Beltrán pointed out that these statements contradict the political status the government gives to the guerrilla group. “If the president comes and tells the generals that we are a non-political group, that we are like the Clan del Golfo,” a drug cartel, the talks “will be for nothing,” he added.
The guerrilla chief stressed that “according to the study of the positions” of each side would be “reactivated” on Tuesday “the table” of the negotiations, which the government and ELN delegations began on May 2 in the Cuban capital.
Over the weekend, the ELN had asked the government to define whether it considers the dialogue to achieve peace in Colombia to be “a serious political process”.
In a statement released this Monday in response, the government made it clear that it “recognizes the existence of negotiations and dialogues of a political nature” with the ELN, urging it to “continue its advance” to come to “an cessation of hostilities between all parties to the conflict”.
“We hope that the response of the National Liberation Army (ELN) is in line with this invitation and call,” he said.

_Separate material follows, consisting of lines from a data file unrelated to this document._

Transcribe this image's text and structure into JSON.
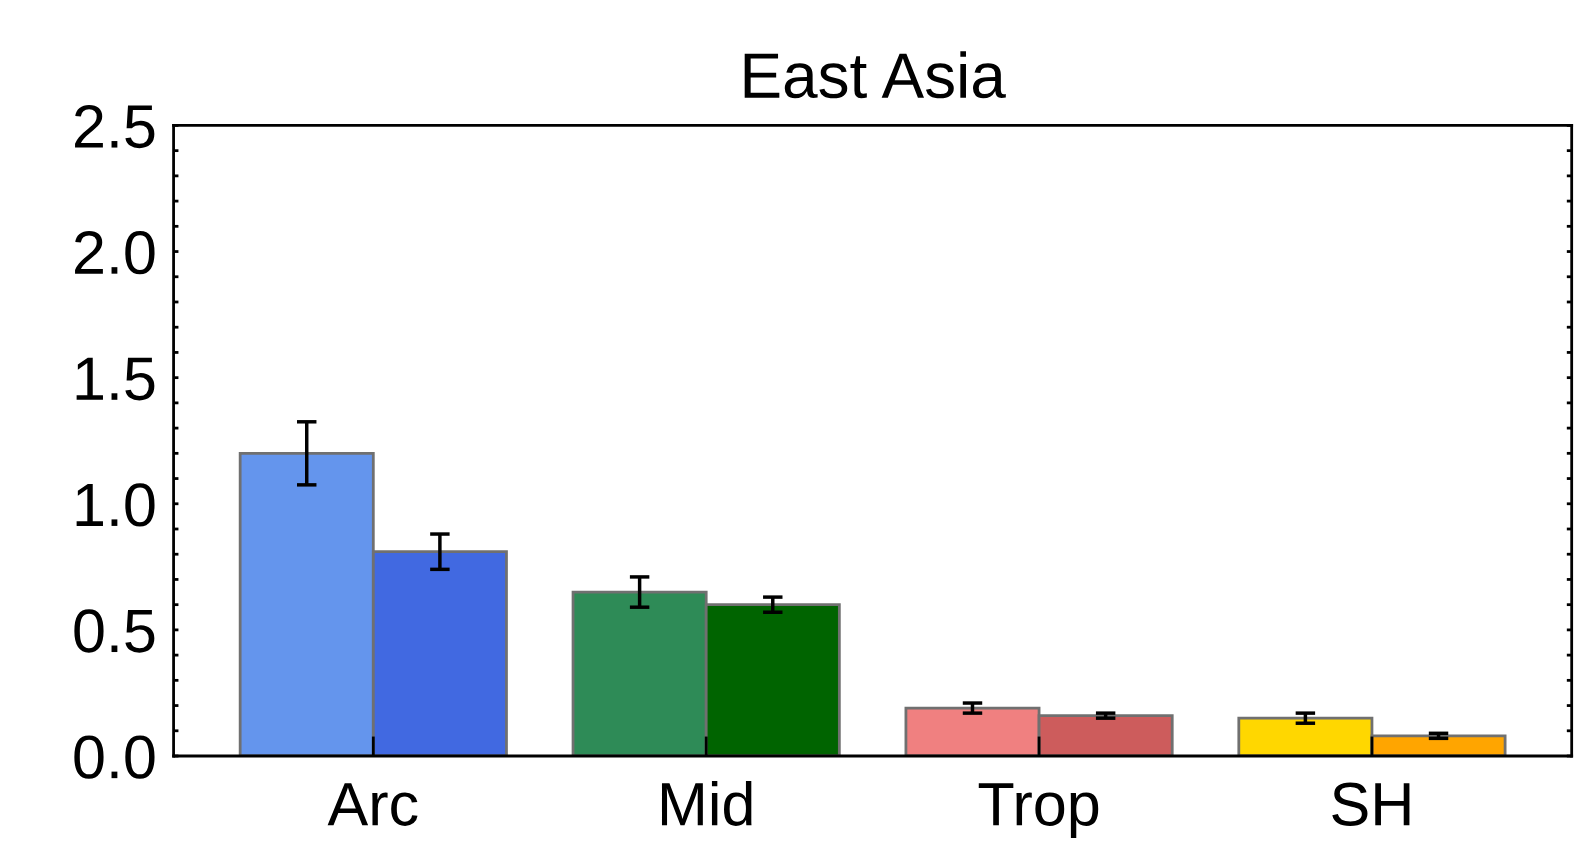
{
  "chart_data": {
    "type": "bar",
    "title": "East Asia",
    "categories": [
      "Arc",
      "Mid",
      "Trop",
      "SH"
    ],
    "series": [
      {
        "colors": [
          "#6495ed",
          "#2e8b57",
          "#f08080",
          "#ffd700"
        ],
        "values": [
          1.2,
          0.65,
          0.19,
          0.15
        ],
        "errors": [
          0.125,
          0.06,
          0.02,
          0.02
        ]
      },
      {
        "colors": [
          "#4169e1",
          "#006400",
          "#cd5c5c",
          "#ffa500"
        ],
        "values": [
          0.81,
          0.6,
          0.16,
          0.08
        ],
        "errors": [
          0.07,
          0.03,
          0.01,
          0.01
        ]
      }
    ],
    "ylim": [
      0,
      2.5
    ],
    "yticks": [
      {
        "value": 0,
        "label": "0.0"
      },
      {
        "value": 0.1,
        "label": null
      },
      {
        "value": 0.2,
        "label": null
      },
      {
        "value": 0.3,
        "label": null
      },
      {
        "value": 0.4,
        "label": null
      },
      {
        "value": 0.5,
        "label": "0.5"
      },
      {
        "value": 0.6,
        "label": null
      },
      {
        "value": 0.7,
        "label": null
      },
      {
        "value": 0.8,
        "label": null
      },
      {
        "value": 0.9,
        "label": null
      },
      {
        "value": 1.0,
        "label": "1.0"
      },
      {
        "value": 1.1,
        "label": null
      },
      {
        "value": 1.2,
        "label": null
      },
      {
        "value": 1.3,
        "label": null
      },
      {
        "value": 1.4,
        "label": null
      },
      {
        "value": 1.5,
        "label": "1.5"
      },
      {
        "value": 1.6,
        "label": null
      },
      {
        "value": 1.7,
        "label": null
      },
      {
        "value": 1.8,
        "label": null
      },
      {
        "value": 1.9,
        "label": null
      },
      {
        "value": 2.0,
        "label": "2.0"
      },
      {
        "value": 2.1,
        "label": null
      },
      {
        "value": 2.2,
        "label": null
      },
      {
        "value": 2.3,
        "label": null
      },
      {
        "value": 2.4,
        "label": null
      },
      {
        "value": 2.5,
        "label": "2.5"
      }
    ],
    "grid": false,
    "legend": false
  }
}
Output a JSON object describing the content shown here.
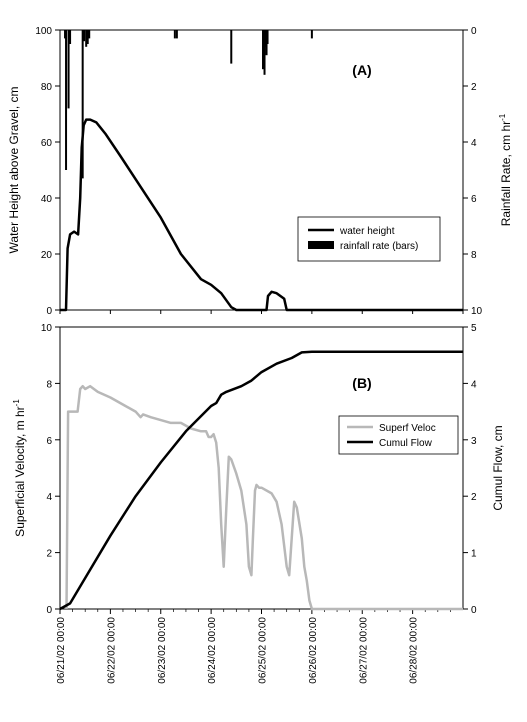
{
  "chart_data": [
    {
      "type": "line",
      "panel_label": "(A)",
      "ylabel": "Water Height above Gravel, cm",
      "ylim": [
        0,
        100
      ],
      "yticks": [
        "0",
        "20",
        "40",
        "60",
        "80",
        "100"
      ],
      "y2label": "Rainfall Rate, cm hr",
      "y2label_sup": "-1",
      "y2lim": [
        0,
        10
      ],
      "y2_inverted": true,
      "y2ticks": [
        "0",
        "2",
        "4",
        "6",
        "8",
        "10"
      ],
      "x_days_range": [
        0,
        8
      ],
      "legend": {
        "placement": "center-right",
        "entries": [
          "water height",
          "rainfall rate (bars)"
        ]
      },
      "series": [
        {
          "name": "water height",
          "color": "#000000",
          "x_days": [
            0,
            0.12,
            0.15,
            0.2,
            0.28,
            0.36,
            0.4,
            0.43,
            0.47,
            0.52,
            0.6,
            0.72,
            0.9,
            1.2,
            1.6,
            2.0,
            2.4,
            2.8,
            3.0,
            3.2,
            3.4,
            3.5,
            3.55,
            3.7,
            4.0,
            4.1,
            4.13,
            4.2,
            4.3,
            4.45,
            4.5,
            4.6,
            8
          ],
          "values": [
            0,
            0,
            22,
            27,
            28,
            27,
            40,
            58,
            66,
            68,
            68,
            67,
            63,
            55,
            44,
            33,
            20,
            11,
            9,
            6,
            1,
            0,
            0,
            0,
            0,
            0,
            5,
            6.5,
            6,
            4,
            0,
            0,
            0
          ]
        }
      ],
      "rainfall_bars": {
        "name": "rainfall rate (bars)",
        "color": "#000000",
        "x_days": [
          0.1,
          0.12,
          0.17,
          0.2,
          0.45,
          0.48,
          0.52,
          0.55,
          0.58,
          2.28,
          2.32,
          3.4,
          4.03,
          4.06,
          4.08,
          4.1,
          4.12,
          5.0
        ],
        "values": [
          0.3,
          5.0,
          2.8,
          0.5,
          5.3,
          0.4,
          0.6,
          0.5,
          0.3,
          0.3,
          0.3,
          1.2,
          1.4,
          1.6,
          0.6,
          0.9,
          0.5,
          0.3
        ]
      }
    },
    {
      "type": "line",
      "panel_label": "(B)",
      "ylabel": "Superficial Velocity, m hr",
      "ylabel_sup": "-1",
      "ylim": [
        0,
        10
      ],
      "yticks": [
        "0",
        "2",
        "4",
        "6",
        "8",
        "10"
      ],
      "y2label": "Cumul Flow, cm",
      "y2lim": [
        0,
        5
      ],
      "y2ticks": [
        "0",
        "1",
        "2",
        "3",
        "4",
        "5"
      ],
      "x_days_range": [
        0,
        8
      ],
      "xticks": [
        "06/21/02 00:00",
        "06/22/02 00:00",
        "06/23/02 00:00",
        "06/24/02 00:00",
        "06/25/02 00:00",
        "06/26/02 00:00",
        "06/27/02 00:00",
        "06/28/02 00:00"
      ],
      "legend": {
        "placement": "center-right",
        "entries": [
          "Superf Veloc",
          "Cumul Flow"
        ]
      },
      "series": [
        {
          "name": "Superf Veloc",
          "color": "#b8b8b8",
          "axis": "left",
          "x_days": [
            0.13,
            0.16,
            0.2,
            0.35,
            0.4,
            0.45,
            0.5,
            0.6,
            0.75,
            1.0,
            1.3,
            1.5,
            1.6,
            1.65,
            1.8,
            2.0,
            2.2,
            2.4,
            2.6,
            2.8,
            2.9,
            2.95,
            3.0,
            3.05,
            3.1,
            3.15,
            3.2,
            3.25,
            3.3,
            3.35,
            3.4,
            3.5,
            3.6,
            3.7,
            3.75,
            3.8,
            3.83,
            3.87,
            3.9,
            3.95,
            4.0,
            4.2,
            4.3,
            4.4,
            4.5,
            4.55,
            4.6,
            4.65,
            4.7,
            4.8,
            4.85,
            4.9,
            4.95,
            5.0,
            5.05,
            5.1,
            5.15,
            5.2,
            5.4,
            8
          ],
          "values": [
            0,
            7.0,
            7.0,
            7.0,
            7.8,
            7.9,
            7.8,
            7.9,
            7.7,
            7.5,
            7.2,
            7.0,
            6.8,
            6.9,
            6.8,
            6.7,
            6.6,
            6.6,
            6.4,
            6.3,
            6.3,
            6.1,
            6.1,
            6.2,
            5.9,
            5.0,
            3.0,
            1.5,
            3.5,
            5.4,
            5.3,
            4.8,
            4.2,
            3.0,
            1.5,
            1.2,
            2.5,
            4.2,
            4.4,
            4.3,
            4.3,
            4.1,
            3.8,
            3.0,
            1.5,
            1.2,
            2.5,
            3.8,
            3.6,
            2.5,
            1.5,
            1.0,
            0.3,
            0,
            0,
            0,
            0,
            0,
            0,
            0
          ]
        },
        {
          "name": "Cumul Flow",
          "color": "#000000",
          "axis": "right",
          "x_days": [
            0,
            0.2,
            0.5,
            1.0,
            1.5,
            2.0,
            2.5,
            3.0,
            3.1,
            3.2,
            3.3,
            3.6,
            3.8,
            4.0,
            4.3,
            4.6,
            4.8,
            5.0,
            5.3,
            8
          ],
          "values": [
            0,
            0.1,
            0.55,
            1.3,
            2.0,
            2.6,
            3.15,
            3.6,
            3.65,
            3.8,
            3.85,
            3.95,
            4.05,
            4.2,
            4.35,
            4.45,
            4.55,
            4.56,
            4.56,
            4.56
          ]
        }
      ]
    }
  ]
}
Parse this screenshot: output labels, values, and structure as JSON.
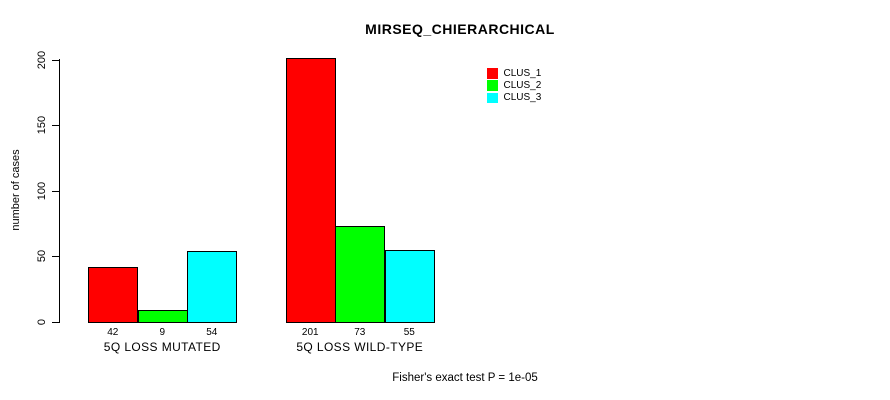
{
  "chart_data": {
    "type": "bar",
    "title": "MIRSEQ_CHIERARCHICAL",
    "xlabel": "",
    "ylabel": "number of cases",
    "ylim": [
      0,
      200
    ],
    "yticks": [
      0,
      50,
      100,
      150,
      200
    ],
    "grid": false,
    "legend_position": "top-right",
    "categories": [
      "5Q LOSS MUTATED",
      "5Q LOSS WILD-TYPE"
    ],
    "series": [
      {
        "name": "CLUS_1",
        "color": "#ff0000",
        "values": [
          42,
          201
        ]
      },
      {
        "name": "CLUS_2",
        "color": "#00ff00",
        "values": [
          9,
          73
        ]
      },
      {
        "name": "CLUS_3",
        "color": "#00ffff",
        "values": [
          54,
          55
        ]
      }
    ],
    "bar_value_labels": [
      [
        "42",
        "9",
        "54"
      ],
      [
        "201",
        "73",
        "55"
      ]
    ],
    "annotation": "Fisher's exact test P = 1e-05"
  }
}
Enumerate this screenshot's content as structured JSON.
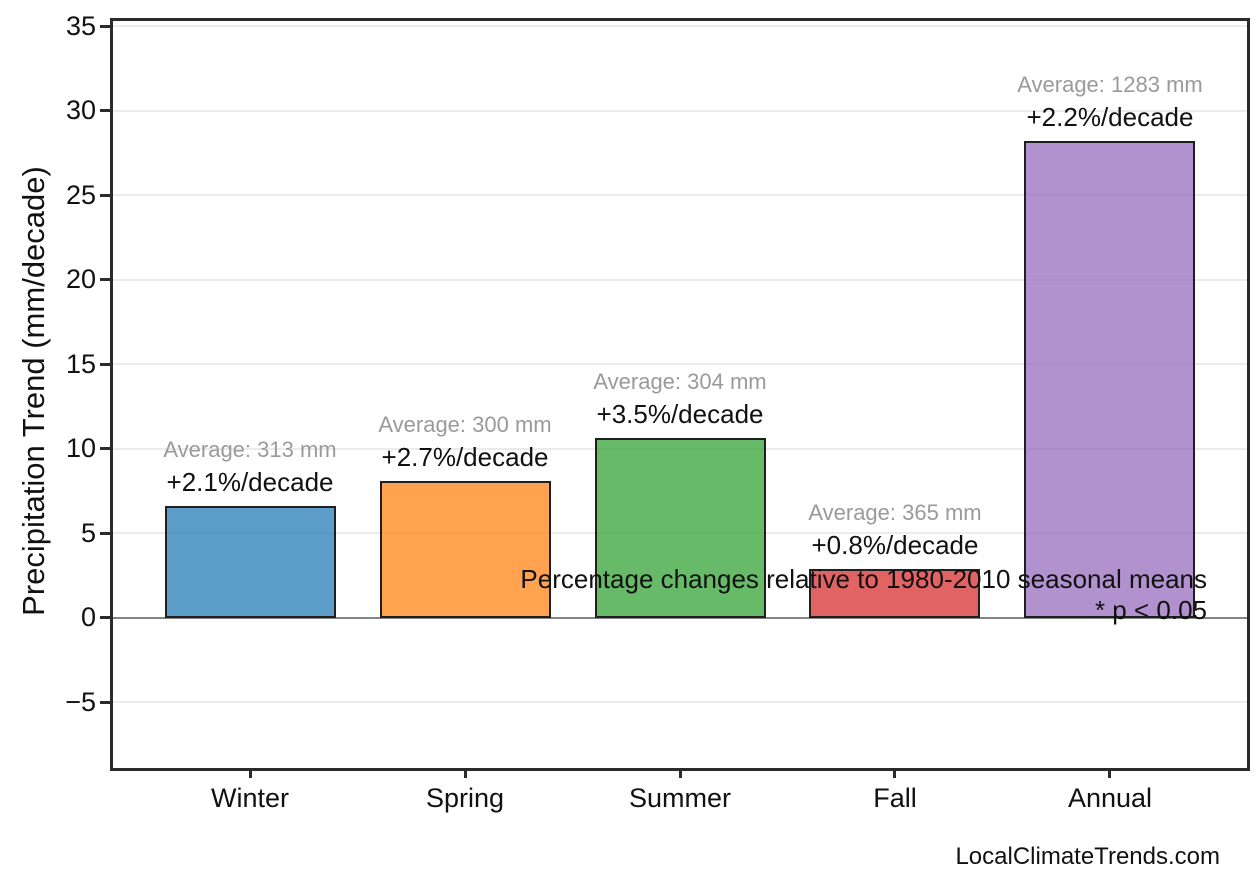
{
  "footer": {
    "credit": "LocalClimateTrends.com"
  },
  "chart_data": {
    "type": "bar",
    "title": "",
    "xlabel": "",
    "ylabel": "Precipitation Trend (mm/decade)",
    "categories": [
      "Winter",
      "Spring",
      "Summer",
      "Fall",
      "Annual"
    ],
    "values": [
      6.6,
      8.1,
      10.6,
      2.9,
      28.2
    ],
    "averages_mm": [
      313,
      300,
      304,
      365,
      1283
    ],
    "pct_change_per_decade": [
      2.1,
      2.7,
      3.5,
      0.8,
      2.2
    ],
    "bar_labels": [
      {
        "avg": "Average: 313 mm",
        "pct": "+2.1%/decade"
      },
      {
        "avg": "Average: 300 mm",
        "pct": "+2.7%/decade"
      },
      {
        "avg": "Average: 304 mm",
        "pct": "+3.5%/decade"
      },
      {
        "avg": "Average: 365 mm",
        "pct": "+0.8%/decade"
      },
      {
        "avg": "Average: 1283 mm",
        "pct": "+2.2%/decade"
      }
    ],
    "yticks": [
      35,
      30,
      25,
      20,
      15,
      10,
      5,
      0,
      -5
    ],
    "ytick_labels": [
      "35",
      "30",
      "25",
      "20",
      "15",
      "10",
      "5",
      "0",
      "−5"
    ],
    "ylim": [
      -8.9,
      35.3
    ],
    "grid": "horizontal",
    "legend": "none",
    "annotations": [
      "Percentage changes relative to 1980-2010 seasonal means",
      "* p < 0.05"
    ],
    "bar_colors": [
      "rgba(31,119,180,0.72)",
      "rgba(255,127,14,0.72)",
      "rgba(44,160,44,0.72)",
      "rgba(214,39,40,0.72)",
      "rgba(148,103,189,0.72)"
    ],
    "bar_edge_color": "#1f1f1f",
    "grid_color": "#ebebeb",
    "zero_line_color": "#858585",
    "avg_label_color": "#9a9a9a",
    "pct_label_color": "#111111"
  }
}
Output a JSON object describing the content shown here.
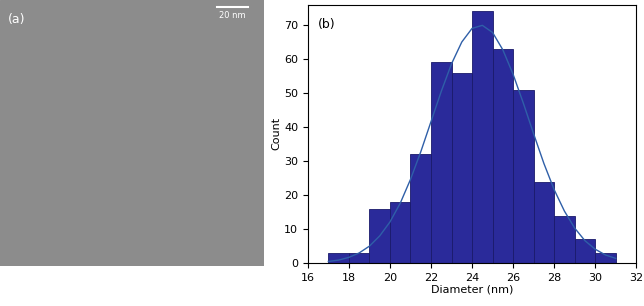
{
  "chart_data": [
    {
      "type": "image",
      "label": "(a)",
      "scale_bar": "20 nm",
      "color": "#8c8c8c"
    },
    {
      "type": "histogram",
      "label": "(b)",
      "x_label": "Diameter (nm)",
      "y_label": "Count",
      "bins": [
        17,
        18,
        19,
        20,
        21,
        22,
        23,
        24,
        25,
        26,
        27,
        28,
        29,
        30,
        31
      ],
      "values": [
        3,
        3,
        16,
        18,
        32,
        59,
        56,
        74,
        63,
        51,
        24,
        14,
        7,
        3
      ],
      "color": "#2a2a9a",
      "series": [
        {
          "type": "line",
          "color": "#2f5fa8",
          "x": [
            17,
            17.5,
            18,
            18.5,
            19,
            19.5,
            20,
            20.5,
            21,
            21.5,
            22,
            22.5,
            23,
            23.5,
            24,
            24.5,
            25,
            25.5,
            26,
            26.5,
            27,
            27.5,
            28,
            28.5,
            29,
            29.5,
            30,
            30.5,
            31
          ],
          "values": [
            0.5,
            0.9,
            1.7,
            3.0,
            5.0,
            8.0,
            12.1,
            17.6,
            24.6,
            32.7,
            41.6,
            50.5,
            58.6,
            65.0,
            69.0,
            69.9,
            67.8,
            62.7,
            55.5,
            47.0,
            38.0,
            29.3,
            21.6,
            15.3,
            10.3,
            6.6,
            4.1,
            2.4,
            1.4
          ]
        }
      ],
      "xlim": [
        16,
        32
      ],
      "xticks": [
        16,
        18,
        20,
        22,
        24,
        26,
        28,
        30,
        32
      ],
      "ylim": [
        0,
        76
      ],
      "yticks": [
        0,
        10,
        20,
        30,
        40,
        50,
        60,
        70
      ]
    }
  ]
}
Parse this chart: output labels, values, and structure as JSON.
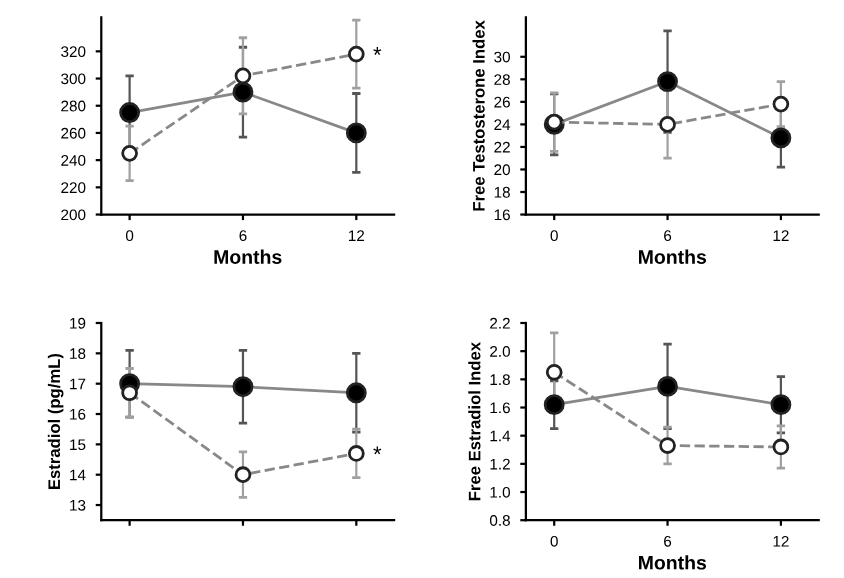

In his post, Beltrán emphasized that “there have been some public statements that help to clear up some misunderstandings, but that (…) what motivated the claim” of the ELN “has to be latently evaluated.”
Petro promoted 2022 peace negotiations, with talks beginning in Caracas in November and continuing in Mexico City in March.
The government hopes to reach a ceasefire with the ELN before Colombia’s regional elections, said Otty Patiño, a government negotiator.
Colombia has been bled by more than half a century of armed conflict and has attempted numerous peace negotiations with armed groups, many of them without success. In 2016, a historic pact disarmed the powerful FARC guerrilla and turned it into a political party.